Il progetto era stato approvato il 2 luglio 2024 con la determina numero 1820 – CLICCA E LEGGI LA DETERMINA – firmata dal dirigente comunale ai Lavori pubblici Tullio Lucci ed è finanziato con un importo complessivo pari a 2 milioni e 100 mila euro, concesso con Decreto del Presidente del Consiglio dei Ministri dell’8 giugno 2023, firmato dal Sottosegretario di Stato Alfredo Mantovano (CLICCA E LEGGI L’ARTICOLO DI TIBURNO).
Il progetto prevede una vera e propria area camper, con tutte le attrezzature connesse, nel grande parcheggio Impastato, con riqualificazione completa dell’area, rifacimento della pavimentazione e sistemazione del verde.
Il Ministero della Cultura e l’Autorità di Bacino Distrettuale dell’Appenino Centrale hanno espresso parere favorevole con prescrizioni.

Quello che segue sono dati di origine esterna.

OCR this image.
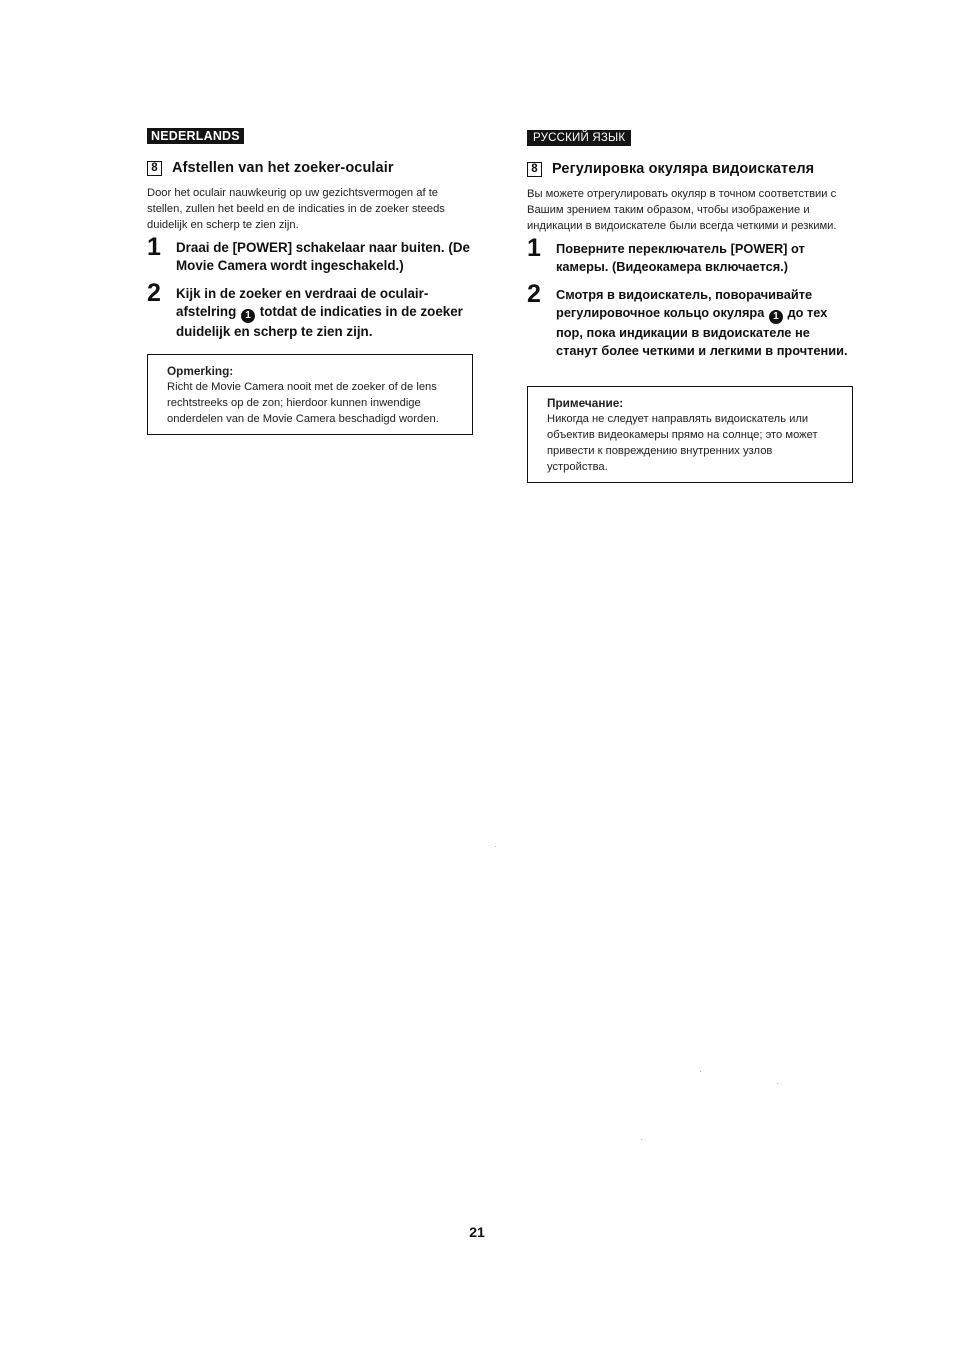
NEDERLANDS
8 Afstellen van het zoeker-oculair
Door het oculair nauwkeurig op uw gezichtsvermogen af te stellen, zullen het beeld en de indicaties in de zoeker steeds duidelijk en scherp te zien zijn.
1 Draai de [POWER] schakelaar naar buiten. (De Movie Camera wordt ingeschakeld.)
2 Kijk in de zoeker en verdraai de oculair-afstelring 1 totdat de indicaties in de zoeker duidelijk en scherp te zien zijn.
Opmerking:
Richt de Movie Camera nooit met de zoeker of de lens rechtstreeks op de zon; hierdoor kunnen inwendige onderdelen van de Movie Camera beschadigd worden.
РУССКИЙ ЯЗЫК
8 Регулировка окуляра видоискателя
Вы можете отрегулировать окуляр в точном соответствии с Вашим зрением таким образом, чтобы изображение и индикации в видоискателе были всегда четкими и резкими.
1 Поверните переключатель [POWER] от камеры. (Видеокамера включается.)
2 Смотря в видоискатель, поворачивайте регулировочное кольцо окуляра 1 до тех пор, пока индикации в видоискателе не станут более четкими и легкими в прочтении.
Примечание:
Никогда не следует направлять видоискатель или объектив видеокамеры прямо на солнце; это может привести к повреждению внутренних узлов устройства.
21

In particolare, la Soprintendenza ha prescritto che tutti i lavori di scavo e/o movimento terra siano eseguiti con controllo archeologico in corso d’opera e che l’attività di sorveglianza archeologica dovrà essere eseguita da personale specializzato nella figura di un professionista archeologo iscritto agli Elenchi Nazionali dei Professionisti dei Beni Culturali nel profilo Archeologo.
L’Autorità di Bacino Distrettuale ha prescritto che l’intervento non costituisca significativo ostacolo al libero deflusso e/o significativa riduzione dell’attuale capacità d’invaso, né impedisca la realizzazione di interventi di attenuazione e/o eliminazione delle condizioni di rischio.
Inoltre il Sistema di Allarme Esondazione dovrà essere coerente e coordinato con la pianificazione di protezione civile di livello comunale e regionale e dovrà prevedere l’evacuazione delle persone ed anche le condizioni di parcheggio sgombero, al fine di evitare possibili fenomeni di trascinamento a valle dei veicoli.
L’opera dovrà infine essere munita di un sistema di interdizione all’accesso alle aree potenzialmente allagabili, in caso di allarme di piena.